Biofuel: helping create environmentally sustainable growth
A new biofuel plant in Ghana could not only help meet the country’s power needs and environmental commitments, but also help drive growth in the country’s poorest regions.
While Ghana has developed hydropower and thermal power industries, both posed limitations. Its hydropower services were of relatively low capacity and used mainly for base-load provision (used to maintain steady low-level grid supply), and its thermal plants were confined to the south of the country.
This asymmetry led to a number of problems — grids in different parts of the country struggle to meet energy needs and when energy was transmitted from power-generating hubs in the south to the energy-starved north, some of it was lost through inefficiencies. The response was to build a biomass plant in the Brong Ahafo region of central Ghana, integrated into a 23,000 hectare eucalyptus plantation. The plant will burn material farmed sustainably from the plantation and provide 426GWh of energy a year. The plantation itself will also include protected areas of biodiversity and could help Ghana in meeting its target of 10% renewable power generation by 2020. But its impact could go beyond that.
Fuel for growth
Ghana is one of the richest nations on the African continent, but this doesn’t mean it doesn’t struggle with high levels of poverty, particularly in the north of the country. On paper, Ghana claims a remarkably low 2.5% level of unemployment (Germany, by comparison, scores only 4.5%), but there are a number of factors to consider, including how Ghana defines employment, issues with the unemployment registration system, exclusion of female unemployment and low wages. In this light, the plant is not only good news for power generation and environmental goals — it could also be a key driver of employment and wider growth in the region.
The mighty multiplier
To understand the true impact of Ghana’s biofuel program on the local economy, it's important to understand an important macroeconomic function called the multiplier effect. First described by English economist John Maynard Keynes in his seminal work The General Theory of Employment, Interest and Money, the multiplier effect describes the consequences an exogenous variable has on an endogenous variable.

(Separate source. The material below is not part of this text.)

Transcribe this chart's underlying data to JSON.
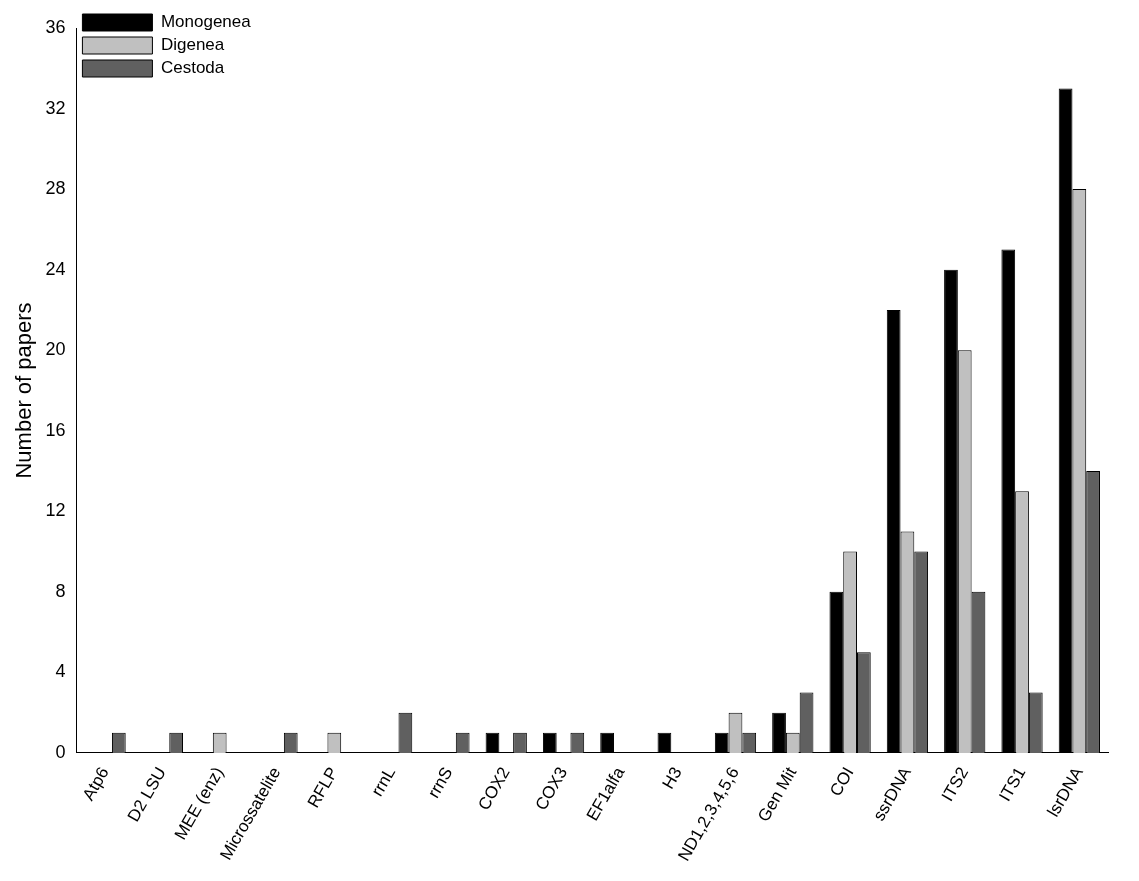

Put more simply, the multiplier describes mathematically how increasing one factor, such as jobs, will have a wider impact on the economy at large. For example, more employed people means more people will spend money, which in turn creates more money and more employment. The multiplier effect, defined by Keynes as the mathematical function “k,” is key to understanding and modelling economic growth.
To calculate the relative (k) multiplier effect for the Brong Ahafo project, EY teams used the marginal propensity to consume (MPC). This is the predicted change in consumption resulting from increased disposable income in the hands of local workforces. Optimistic and conservative estimations of the MPC yielded k multipliers of 3.6 and 2.61. The team ultimately decided on a realistic multiplier of k equal to 3.0.
On the basis of the application of the multiplier, it was estimated that the power plant project could have the employment effect of creating 2,700 jobs (direct and indirect). This could increase disposable incomes and therefore drive greater private consumption. Applying a multiplier effect k of 3.0 on annual payments for salaries and wages, the added value amounts to US$3.4m in 2015 and US$5.7m in 2019.
The new biomass plant, therefore, could not just help meet Ghana’s distinct energy needs, it could also help contribute to Ghana’s commitment to clean and renewable power, and help drive growth in some of the deprived parts of the country.